This post continues the discussion in my “The Cloud Mystery Machine” post.

Open Virtualization Format (OVF) is a good start for standardizing definitions for VM metadata; however, let’s not forget that today OVF is only used to import VMs to a proprietary virtual infrastructure, and has no use at runtime. That being said, if you move a workload to the cloud, do you know where it is? You may think “Why do I care?” Organizations concerned with issues such as data export restrictions and data privacy care. When using virtualization platforms in the cloud, some workloads will require the identification of the physical runtime location and physical data location. In addition, the location of the application execution in relation to other systems within the shared physical infrastructure is also important. An auditor should be able to collect such information via a standard query. Unfortunately, that’s not possible today. Today, thanks to OVF’s extensibility, it’s technically possible for a VM to communicate its security requirements to a service provider, although I have yet to see a cloud service provider use OVF in such a way.
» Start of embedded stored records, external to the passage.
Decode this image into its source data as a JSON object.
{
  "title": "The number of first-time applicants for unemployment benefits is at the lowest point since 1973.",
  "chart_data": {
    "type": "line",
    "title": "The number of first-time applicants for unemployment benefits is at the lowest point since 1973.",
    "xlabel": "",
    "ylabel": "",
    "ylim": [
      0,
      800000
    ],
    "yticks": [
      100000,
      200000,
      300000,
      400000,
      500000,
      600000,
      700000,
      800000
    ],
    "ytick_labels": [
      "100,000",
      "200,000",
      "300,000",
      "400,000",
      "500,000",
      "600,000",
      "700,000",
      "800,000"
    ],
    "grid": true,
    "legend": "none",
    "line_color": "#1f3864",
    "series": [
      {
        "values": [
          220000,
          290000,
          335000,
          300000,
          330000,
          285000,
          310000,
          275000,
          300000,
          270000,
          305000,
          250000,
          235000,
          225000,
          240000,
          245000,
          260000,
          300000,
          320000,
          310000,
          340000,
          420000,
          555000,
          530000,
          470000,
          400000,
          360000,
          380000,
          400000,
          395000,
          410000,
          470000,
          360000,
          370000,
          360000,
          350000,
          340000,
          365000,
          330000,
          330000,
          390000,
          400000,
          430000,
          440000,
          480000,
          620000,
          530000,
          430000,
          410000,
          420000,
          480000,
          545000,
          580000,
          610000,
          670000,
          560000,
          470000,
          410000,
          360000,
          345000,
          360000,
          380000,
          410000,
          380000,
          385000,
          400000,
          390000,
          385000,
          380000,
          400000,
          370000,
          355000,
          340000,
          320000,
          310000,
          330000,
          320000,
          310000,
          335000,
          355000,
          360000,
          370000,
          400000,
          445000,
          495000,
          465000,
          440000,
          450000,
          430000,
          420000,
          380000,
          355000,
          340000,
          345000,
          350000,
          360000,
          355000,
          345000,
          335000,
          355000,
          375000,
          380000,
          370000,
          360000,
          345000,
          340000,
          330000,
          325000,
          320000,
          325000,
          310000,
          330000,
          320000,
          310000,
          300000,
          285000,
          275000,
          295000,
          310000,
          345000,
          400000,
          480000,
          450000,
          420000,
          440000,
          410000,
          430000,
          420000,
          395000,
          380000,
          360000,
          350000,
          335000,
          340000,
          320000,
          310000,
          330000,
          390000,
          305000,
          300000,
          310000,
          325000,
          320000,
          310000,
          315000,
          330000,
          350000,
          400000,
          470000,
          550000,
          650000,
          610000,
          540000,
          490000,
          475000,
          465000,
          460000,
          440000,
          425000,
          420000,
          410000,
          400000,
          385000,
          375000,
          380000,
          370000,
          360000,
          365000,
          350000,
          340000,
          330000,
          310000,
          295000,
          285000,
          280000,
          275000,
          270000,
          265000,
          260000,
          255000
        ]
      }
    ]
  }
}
Providing simple and industry recognized methods for identifying VM and data location in the cloud is a difficult problem to solve. Again, the question isn’t just about where, but also about the relationship to required isolation mechanisms, whether they be virtual or physical firewalls, isolated virtual or physical network segments, or isolated storage, for example. Of course, how the provider defines “isolated” is equally important.  Last year, I talked about the need for standardized cloud security models in this post. This is a difficult problem to solve, and that’s why all vendors that have a stake in cloud computing need to begin working on such standards today. And speaking of standards, unfortunately I doubt we’ll see an industry standard that addresses cloud infrastructure location and isolation issues anytime soon. Instead, I’m looking at vendor combinations such as VMware/EMC/RSA or Microsoft/Citrix/HP to deliver solutions that emerge as de facto standards in the coming years.